ただし、以下のような予期せぬ「リスク」や「トラブル」が発生する恐れがあるため、十分に検討する必要があります。
2.1 リスク1:家族間のトラブルが起こる可能性がある
相続手続きを経ずに、銀行口座が凍結される前に預金を引き出す行為は、他の相続人から「不正行為」と見なされることがあります。
こうした行動がきっかけで相続人同士の信頼関係が崩れ、対立が激化して深刻な争いに発展する可能性も否定できません。
さらに、引き出した預金は本来、遺産分割協議の対象となる相続財産です。
そのため、無断で引き出された資金の扱いを巡って相続間で意見が対立し、トラブルの原因となることも考えられます。
これらの理由から、口座が凍結される前であっても預金の引き出しは避けるべきです。
特に、引き出した資金の使途が明確でない場合は問題がより大きくなる恐れがあるため、慎重な対応が求められます。
2.2 リスク2:相続放棄ができなくなる可能性がある
故人の財産は、プラスの資産だけでなくマイナスの負債も含めて相続するのが基本ですが、相続放棄を選ぶことも可能です。
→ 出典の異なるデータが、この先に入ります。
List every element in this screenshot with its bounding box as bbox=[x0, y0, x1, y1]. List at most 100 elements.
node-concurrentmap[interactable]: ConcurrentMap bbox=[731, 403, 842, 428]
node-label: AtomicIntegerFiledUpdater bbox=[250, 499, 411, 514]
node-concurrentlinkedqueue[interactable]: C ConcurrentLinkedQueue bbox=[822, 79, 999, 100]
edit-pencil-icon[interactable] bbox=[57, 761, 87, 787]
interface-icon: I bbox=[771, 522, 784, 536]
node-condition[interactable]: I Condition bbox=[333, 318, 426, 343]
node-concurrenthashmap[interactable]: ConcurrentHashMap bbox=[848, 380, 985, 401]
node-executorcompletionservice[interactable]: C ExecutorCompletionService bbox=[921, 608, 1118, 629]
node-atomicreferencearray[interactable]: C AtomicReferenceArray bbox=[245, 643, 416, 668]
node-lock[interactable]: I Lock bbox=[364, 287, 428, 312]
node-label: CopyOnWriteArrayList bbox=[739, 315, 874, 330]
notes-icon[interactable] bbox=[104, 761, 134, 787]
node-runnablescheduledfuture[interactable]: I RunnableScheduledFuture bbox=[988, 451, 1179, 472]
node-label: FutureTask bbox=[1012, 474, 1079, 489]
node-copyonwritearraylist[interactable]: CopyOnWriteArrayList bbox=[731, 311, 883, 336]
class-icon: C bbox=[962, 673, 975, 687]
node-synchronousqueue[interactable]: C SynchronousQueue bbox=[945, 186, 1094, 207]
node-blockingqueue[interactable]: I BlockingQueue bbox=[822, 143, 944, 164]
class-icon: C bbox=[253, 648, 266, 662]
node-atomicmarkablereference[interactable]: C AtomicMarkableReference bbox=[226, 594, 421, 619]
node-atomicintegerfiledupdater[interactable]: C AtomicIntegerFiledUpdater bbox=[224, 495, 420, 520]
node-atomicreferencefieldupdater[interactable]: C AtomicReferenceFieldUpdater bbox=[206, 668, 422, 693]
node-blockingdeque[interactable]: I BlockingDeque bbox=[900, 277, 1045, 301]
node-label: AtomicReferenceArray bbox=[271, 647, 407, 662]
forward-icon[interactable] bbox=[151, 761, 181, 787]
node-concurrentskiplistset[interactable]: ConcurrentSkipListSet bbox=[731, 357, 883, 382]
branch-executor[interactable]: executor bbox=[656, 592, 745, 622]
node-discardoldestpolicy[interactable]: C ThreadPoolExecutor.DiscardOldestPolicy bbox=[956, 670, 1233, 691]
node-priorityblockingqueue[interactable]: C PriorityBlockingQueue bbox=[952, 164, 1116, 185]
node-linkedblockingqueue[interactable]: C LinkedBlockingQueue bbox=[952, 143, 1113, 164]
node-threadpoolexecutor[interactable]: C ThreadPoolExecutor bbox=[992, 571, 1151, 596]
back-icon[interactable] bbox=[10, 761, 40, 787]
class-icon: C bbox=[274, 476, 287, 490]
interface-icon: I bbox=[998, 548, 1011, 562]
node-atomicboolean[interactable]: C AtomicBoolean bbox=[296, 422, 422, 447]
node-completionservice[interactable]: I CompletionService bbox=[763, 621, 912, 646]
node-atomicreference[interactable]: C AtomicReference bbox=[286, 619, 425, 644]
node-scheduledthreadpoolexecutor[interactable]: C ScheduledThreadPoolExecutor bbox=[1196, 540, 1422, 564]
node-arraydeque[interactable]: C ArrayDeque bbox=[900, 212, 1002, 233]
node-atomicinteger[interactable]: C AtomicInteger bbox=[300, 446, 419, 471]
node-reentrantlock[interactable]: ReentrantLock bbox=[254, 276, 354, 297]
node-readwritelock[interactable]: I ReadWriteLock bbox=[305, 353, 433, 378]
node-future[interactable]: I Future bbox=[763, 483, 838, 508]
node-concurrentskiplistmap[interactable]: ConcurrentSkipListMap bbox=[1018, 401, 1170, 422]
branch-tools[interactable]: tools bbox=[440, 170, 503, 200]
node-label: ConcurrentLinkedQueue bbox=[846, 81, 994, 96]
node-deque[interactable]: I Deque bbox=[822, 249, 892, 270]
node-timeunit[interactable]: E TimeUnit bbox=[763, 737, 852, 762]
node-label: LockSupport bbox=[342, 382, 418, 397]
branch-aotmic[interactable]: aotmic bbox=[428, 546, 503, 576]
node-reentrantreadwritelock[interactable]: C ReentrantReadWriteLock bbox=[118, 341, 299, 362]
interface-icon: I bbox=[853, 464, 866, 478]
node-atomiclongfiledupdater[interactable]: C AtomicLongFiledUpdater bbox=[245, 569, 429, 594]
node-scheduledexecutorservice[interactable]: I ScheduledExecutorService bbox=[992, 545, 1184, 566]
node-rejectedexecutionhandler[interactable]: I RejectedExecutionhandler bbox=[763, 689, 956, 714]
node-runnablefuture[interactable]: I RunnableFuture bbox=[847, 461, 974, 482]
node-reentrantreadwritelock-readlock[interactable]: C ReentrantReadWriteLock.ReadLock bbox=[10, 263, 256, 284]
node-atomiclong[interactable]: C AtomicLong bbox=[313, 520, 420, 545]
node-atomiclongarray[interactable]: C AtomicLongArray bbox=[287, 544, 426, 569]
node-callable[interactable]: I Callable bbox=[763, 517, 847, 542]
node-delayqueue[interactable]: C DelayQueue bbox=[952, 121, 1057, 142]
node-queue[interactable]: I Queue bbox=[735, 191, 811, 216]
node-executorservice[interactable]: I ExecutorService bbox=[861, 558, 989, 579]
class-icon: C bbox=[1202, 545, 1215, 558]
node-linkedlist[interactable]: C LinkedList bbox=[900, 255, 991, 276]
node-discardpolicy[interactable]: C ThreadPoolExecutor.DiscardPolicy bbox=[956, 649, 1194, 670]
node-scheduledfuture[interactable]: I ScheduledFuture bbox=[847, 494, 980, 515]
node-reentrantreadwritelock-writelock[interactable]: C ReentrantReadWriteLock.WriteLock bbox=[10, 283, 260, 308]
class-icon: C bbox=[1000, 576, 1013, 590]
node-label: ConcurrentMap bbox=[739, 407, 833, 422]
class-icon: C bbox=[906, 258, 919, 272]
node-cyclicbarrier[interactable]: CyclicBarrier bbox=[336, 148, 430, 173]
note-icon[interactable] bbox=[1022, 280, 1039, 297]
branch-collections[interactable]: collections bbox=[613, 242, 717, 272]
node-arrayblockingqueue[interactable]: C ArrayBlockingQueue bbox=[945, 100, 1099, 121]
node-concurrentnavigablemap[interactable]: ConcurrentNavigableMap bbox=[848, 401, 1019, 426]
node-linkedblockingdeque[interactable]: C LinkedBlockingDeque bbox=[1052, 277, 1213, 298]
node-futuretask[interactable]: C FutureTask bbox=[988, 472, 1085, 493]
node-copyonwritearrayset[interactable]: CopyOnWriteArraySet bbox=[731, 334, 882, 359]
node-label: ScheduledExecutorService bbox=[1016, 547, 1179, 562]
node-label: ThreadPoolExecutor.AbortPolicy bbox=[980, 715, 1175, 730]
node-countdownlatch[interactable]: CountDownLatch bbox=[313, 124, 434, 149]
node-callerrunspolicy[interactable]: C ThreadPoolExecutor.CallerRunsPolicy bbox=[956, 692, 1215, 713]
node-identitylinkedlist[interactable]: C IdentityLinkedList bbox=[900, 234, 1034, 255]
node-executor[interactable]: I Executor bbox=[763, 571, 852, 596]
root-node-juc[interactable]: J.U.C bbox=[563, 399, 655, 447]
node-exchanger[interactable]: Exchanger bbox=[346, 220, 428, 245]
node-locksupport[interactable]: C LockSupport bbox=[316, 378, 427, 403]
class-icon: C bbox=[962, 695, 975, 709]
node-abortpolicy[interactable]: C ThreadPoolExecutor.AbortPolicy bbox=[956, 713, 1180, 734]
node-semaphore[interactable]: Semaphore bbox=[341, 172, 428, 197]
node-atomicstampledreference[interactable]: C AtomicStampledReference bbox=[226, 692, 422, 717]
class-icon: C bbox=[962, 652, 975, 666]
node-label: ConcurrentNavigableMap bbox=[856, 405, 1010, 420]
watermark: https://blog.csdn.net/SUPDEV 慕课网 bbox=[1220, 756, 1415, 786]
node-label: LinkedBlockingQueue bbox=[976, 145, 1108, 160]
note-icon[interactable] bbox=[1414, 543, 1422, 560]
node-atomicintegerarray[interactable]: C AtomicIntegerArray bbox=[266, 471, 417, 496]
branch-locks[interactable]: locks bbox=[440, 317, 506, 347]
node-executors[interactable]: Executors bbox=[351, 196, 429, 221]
相続放棄をする際は、家庭裁判所に申述を行う必要があります。
一方で、口座が凍結される前に名義人以外の者が預金を引き出す行為は、「単純承認」と見なされることがあります。
単純承認とは、相続人が遺産をすべて受け入れる意思を示す行為であり、この場合、後から相続放棄や限定承認を選択できなくなってしまいます。
つまり、預金を引き出した時点で、「故人の資産と負債を一括で承継する意思がある」と判断されるリスクがあるのです。
このようなリスクを避けるため、相続手続きが終わるまでは預金の引き出しを控えるのが賢明です。